Publicité dans le magazine "In München", 14-27 juillet 2011.

mardi 10 mai 2011

Jour de fête

Entre la Frühlingstfest (décevante), la « fête » de la croix rouge, les animations des parcs, il y avait de quoi satisfaire un instinct grégaire et se distraire dans la foule de Munich le week-end dernier. Nous avons plutôt fait un petit tour à l’Auer Dult : ce marché se situe au pied d’une église, dans le quartier ou coule un petit affluent de l’Isar, l’Au (il se tient aussi à l’automne : ici). C’est un autre monde. Certes, on y trouve des brocanteurs, mais ils sont minoritaires dans ce grand marché. On voit plutôt des démonstrateurs volubiles vanter les mérites de tel produit de nettoyage, de tel aspirateur, balais, que sais-je encore. On peut y acheter des coussins et des fauteuils relaxants, des balais, de la vaisselle comme s’il en pleuvait et des magnifiques blouses comme on en vendait dans la foire de Bellac du temps de ma grand mère (je vous laisse découvrir l’endroit).Des sous-vêtements d'un goût exquis...
Le public est varié, mais les Trachten s’y montrent en grand nombre et l’amateur peut s’acheter des Lederhose d’occasion, bien culottés. On y danse en trachten,

arborant une pilosité du XIXe siècle – pour les hommes. Quelques boutiques de nourriture, un Biergarten et des manèges complète ce marché, au fond plus sympathique que la Frühlingsfest. C’est une fête de village. Jour de fête dans le centre de Munich.


mardi 3 mai 2011

Avez-vous l’hure ?

Finalement, je ne me suis pas fait tatouer (voir ici). J’ai préféré tester la Frühlingsfest.

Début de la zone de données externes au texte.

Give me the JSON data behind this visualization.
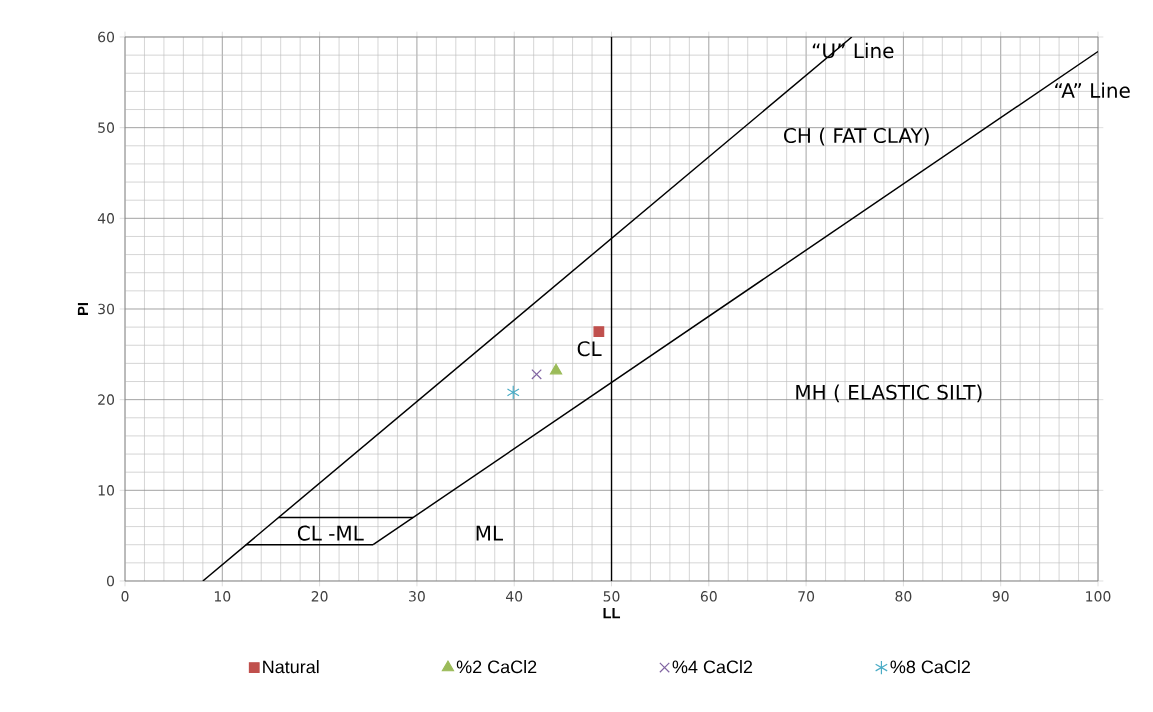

Mauvais choix sans doute, elle ne vaut vraiment pas le détour. On l’appelle parfois la « mini Oktoberfest » : vraiment mini, en effet. Une fête au village, rien de plus. Mais sur le Theresienwiese, où elle est installée, se trouvait samedi dernier un très grand marché aux puces, que l’on voit ici depuis la Bavaria, la statue qui la personnifie – et qui a les bras puissants de celle qui s’entraîne à porter 10 bocks de bière d’un litre. C’était un vrai marché aux puces, pas une opération d’antiquaires. On n’y trouvait vraiment n’importe quoi et un peu de tout. Jouets à profusion, vêtements usés, appareils électriques déglingués, vinyles, vielles photos, revues, BD, comme une plongée dans les trente ou les quarante dernières années, avec parfois des familles qui soldaient des bouts de vie. Tout Munich s’y est donné rendez-vous, des babas aux inévitables entrachtés.

Quelques raretés ont attiré mon œil. On trouve naturellement quelques trophées, si courants dans ce pays de chasse, dont voici un premier, et un deuxième exemple, pris sur le même stand. Dommage, je n’ai pas assez de place dans mon salon, ni ici ni à Paris.

Un peu plus loin, ce cadre. Un uniforme ancien, n’est-ce pas ? Regardez-bien, quelques autocollants blancs masquent des détails de l’uniforme, qu’il est facile de deviner : des croix gammées, pour cet uniforme de la Luftwaffe (sauf erreur de ma part). Le portrait est daté de 1943. On échappe difficilement au malaise, surtout quand on a vu, sur un étal, quelques vieilles revues des années 1930 (1936-1938), dédiées à l’armée de l’époque, avec un manuel de formation militaire. Pas de Mein Kampf cependant. Soyons honnête : ces trouvailles sont fort rares et l’immense majorité des stands fait plutôt allusion soit à des choses bien neutres de la vie quotidienne, soit à la contre-culture, à l’ésotérisme, au militantisme anti-nucléaire, bref à l’Allemagne gauchiste. Mais il est tout de même quelques vendeurs et, peut-on supposer, quelques vendeurs malsains.

mardi 26 avril 2011

A poil !

Avec le soleil printanier, les Munichois laissent tout tomber, vestes, écharpes et chapeaux. Ils se promènent en tee-shirt, petits débardeurs, pantalons de lin, pantacourts, shorts, mini-jupes, laissent les pieds nus se prélasser dans des sandales, voire des tongs de plage. S’il ya quelques adeptes du magnifique couple chaussettes-sandales, la majorité opte pour les ripatons à l’air.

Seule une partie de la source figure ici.